Effect and mechanism of BET bromodomain inhibition in macrophage transcriptional programming

Abstract

Epigenetic regulation is at the center of gene transcriptional activity, and the epigenetic mechanisms in immune responses have gained increasing attention because of their potential as therapeutic targets. Bromodomain and extra terminal ( BET ) proteins are known to play important roles in transcriptional elongation; disruption of the interaction of BET proteins with acetylated histones suppresses BET-mediated transcription. BET inhibitors have been tested in multiple mouse models as a promising approach to treat various diseases.

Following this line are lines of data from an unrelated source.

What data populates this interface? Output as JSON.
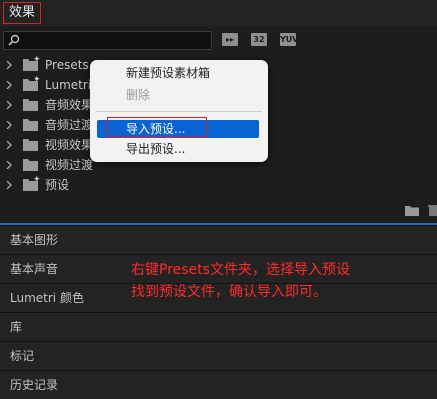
{
  "panel": {
    "title": "效果"
  },
  "search": {
    "placeholder": ""
  },
  "filters": {
    "accelerated": "▸▸",
    "bit32": "32",
    "yuv": "YUV"
  },
  "tree": [
    {
      "label": "Presets",
      "star": true
    },
    {
      "label": "Lumetri",
      "star": true
    },
    {
      "label": "音频效果",
      "star": false
    },
    {
      "label": "音频过渡",
      "star": false
    },
    {
      "label": "视频效果",
      "star": false
    },
    {
      "label": "视频过渡",
      "star": false
    },
    {
      "label": "预设",
      "star": true
    }
  ],
  "panels": [
    "基本图形",
    "基本声音",
    "Lumetri 颜色",
    "库",
    "标记",
    "历史记录"
  ],
  "context_menu": {
    "new_bin": "新建预设素材箱",
    "delete": "删除",
    "import": "导入预设...",
    "export": "导出预设..."
  },
  "annotation": {
    "line1": "右键Presets文件夹，选择导入预设",
    "line2": "找到预设文件，确认导入即可。"
  },
  "colors": {
    "accent": "#0a63d3",
    "highlight_border": "#e02020",
    "annotation": "#ff2a2a"
  }
}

A recent study addressed the therapeutic potential of a BET inhibitor I-BET151 by assessing its effect on human monocyte and macrophage responses. The study focused on the interference of I-BET151 with cytokine-stimulated JAK-STAT pathways that are important for monocyte polarization and inflammatory responses. In both pro-inflammatory and alternative macrophage responses, I-BET151 exhibited differential repression of cytokine target genes and the repression was independent of protein synthesis. The study also found that I-BET151 repressed TLR4- and TNF-induced interferon responses by diminishing both autocrine IFN-b expression and IFN-b-induced transcription. Further investigation of interferon responses showed that I-BET151 administration did not affect JAK-STAT activation or STAT1 recruitment to target promoters, but instead blocked  RNA polymerase II recruitment to gene proximal promoters as well as distal regulatory regions. These findings expand the understanding of the effect and therapeutic potential of BET protein inhibition in inflammatory diseases.